Le conflit amorcé au Mali en 2012 continue de ravager le Niger. En 2025, l’EIS a multiplié les incursions meurtrières dans la région de Tillabéri, procédant à des exécutions de masse et à la destruction systématique de biens civils.

  • Le 21 mars, une attaque contre la mosquée de Fambita a coûté la vie à 46 fidèles, dont des enfants. Le village a été pillé et de nombreuses habitations incendiées.
  • Le 13 mai, le hameau de Dani Fari a été la cible d’une incursion sanglante faisant sept morts et provoquant l’incendie de douze foyers.
  • Le 21 juin, plus de 70 personnes ont été massacrées lors de la prière du matin dans le village de Manda.
  • Le 20 juin, à Abarkaize, le chef du village a été exécuté, suivi de l’enlèvement et du meurtre de cinq autres hommes trois jours plus tard.
  • Le 23 juin, six civils ont perdu la vie dans le hameau d’Ezzak lors d’un pillage.

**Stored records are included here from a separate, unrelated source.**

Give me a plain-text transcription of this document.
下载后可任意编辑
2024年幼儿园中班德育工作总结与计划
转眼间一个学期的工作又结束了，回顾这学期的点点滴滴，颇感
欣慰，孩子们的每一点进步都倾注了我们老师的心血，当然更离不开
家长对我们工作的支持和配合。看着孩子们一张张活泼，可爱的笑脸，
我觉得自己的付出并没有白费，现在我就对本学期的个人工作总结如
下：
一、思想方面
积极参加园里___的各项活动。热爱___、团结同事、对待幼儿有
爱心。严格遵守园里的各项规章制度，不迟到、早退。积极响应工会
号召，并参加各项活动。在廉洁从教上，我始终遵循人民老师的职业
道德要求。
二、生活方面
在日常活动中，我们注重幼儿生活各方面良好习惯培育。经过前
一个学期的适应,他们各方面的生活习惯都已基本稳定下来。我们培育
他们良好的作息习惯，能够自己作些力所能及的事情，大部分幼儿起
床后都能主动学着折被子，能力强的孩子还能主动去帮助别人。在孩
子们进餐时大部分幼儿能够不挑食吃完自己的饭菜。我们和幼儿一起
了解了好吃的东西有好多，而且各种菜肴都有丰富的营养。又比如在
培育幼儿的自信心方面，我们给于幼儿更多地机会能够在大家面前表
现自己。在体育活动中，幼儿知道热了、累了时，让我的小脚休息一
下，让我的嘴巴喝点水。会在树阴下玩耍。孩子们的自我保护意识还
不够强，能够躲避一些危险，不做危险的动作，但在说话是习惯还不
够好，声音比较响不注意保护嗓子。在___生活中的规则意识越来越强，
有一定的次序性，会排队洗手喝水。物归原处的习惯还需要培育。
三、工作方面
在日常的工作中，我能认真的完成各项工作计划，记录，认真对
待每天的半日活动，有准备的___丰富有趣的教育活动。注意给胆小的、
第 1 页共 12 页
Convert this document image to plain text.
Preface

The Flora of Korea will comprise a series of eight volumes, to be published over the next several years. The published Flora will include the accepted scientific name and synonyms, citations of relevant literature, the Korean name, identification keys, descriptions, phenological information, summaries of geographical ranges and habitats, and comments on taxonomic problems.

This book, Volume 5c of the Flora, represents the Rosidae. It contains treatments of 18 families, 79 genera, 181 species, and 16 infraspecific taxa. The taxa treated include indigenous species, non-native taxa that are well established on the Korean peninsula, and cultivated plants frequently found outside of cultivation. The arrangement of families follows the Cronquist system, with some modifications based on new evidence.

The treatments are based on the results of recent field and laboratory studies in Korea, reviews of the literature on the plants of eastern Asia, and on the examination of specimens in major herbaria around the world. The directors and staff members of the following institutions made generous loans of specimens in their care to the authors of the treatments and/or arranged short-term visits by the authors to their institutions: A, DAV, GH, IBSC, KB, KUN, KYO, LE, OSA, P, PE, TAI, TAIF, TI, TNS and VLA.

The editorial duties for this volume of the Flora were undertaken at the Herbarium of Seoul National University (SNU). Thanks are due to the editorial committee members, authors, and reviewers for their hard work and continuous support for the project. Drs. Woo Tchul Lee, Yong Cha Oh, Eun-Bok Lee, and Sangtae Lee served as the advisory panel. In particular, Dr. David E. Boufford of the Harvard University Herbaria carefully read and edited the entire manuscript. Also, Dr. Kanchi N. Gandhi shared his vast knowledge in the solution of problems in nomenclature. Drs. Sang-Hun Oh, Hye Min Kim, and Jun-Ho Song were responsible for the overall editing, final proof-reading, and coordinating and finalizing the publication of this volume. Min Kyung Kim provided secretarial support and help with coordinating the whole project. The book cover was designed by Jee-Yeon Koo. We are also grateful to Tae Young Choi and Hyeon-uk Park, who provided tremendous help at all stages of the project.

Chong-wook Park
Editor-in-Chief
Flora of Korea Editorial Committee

Ces attaques sont souvent précédées de menaces liées au refus de payer la zakat ou à des accusations de collaboration avec l’armée du Niger. Les rescapés déplorent un manque de réactivité des forces de défense malgré des alertes répétées.

Durcissement contre l’opposition et les voix critiques

La situation de Mohamed Bazoum reste préoccupante. Détenu au palais présidentiel de Niamey, il est privé de contact avec ses conseils juridiques. Malgré une décision des Nations Unies qualifiant sa détention d’arbitraire, la junte a levé son immunité pour engager des poursuites. Parallèlement, des dizaines de personnalités politiques restent emprisonnées sans garantie de procès équitable.

Le cas de Moussa Tiangari, figure majeure de la société civile, est emblématique. Arrêté en décembre 2024, il est poursuivi pour complot contre l’État et risque la peine capitale. Sa détention provisoire se poursuit à Niamey, malgré les multiples recours de ses avocats dénonçant une affaire politique.

Atteintes aux libertés de la presse et d’association

Le journalisme est devenu une profession à haut risque au Niger. Les arrestations et le harcèlement ont poussé de nombreux rédacteurs vers l’autocensure. En début d’année, la chaîne Canal 3 TV a subi une suspension temporaire après des critiques visant l’action gouvernementale.

Dans le domaine humanitaire, le Comité international de la Croix-Rouge a été contraint de cesser ses activités et de quitter le territoire en février 2025. En mai, trois journalistes de la radio Sahara FM à Agadez ont été interpellés pour avoir diffusé des informations sur la coopération militaire internationale.

Enfin, le droit du travail a été frappé par la dissolution de quatre syndicats de la justice en août. Cette mesure, dénoncée comme une atteinte grave à l’indépendance judiciaire, a provoqué une grève générale de deux jours à l’appel du barreau du Niger et des organisations de travailleurs.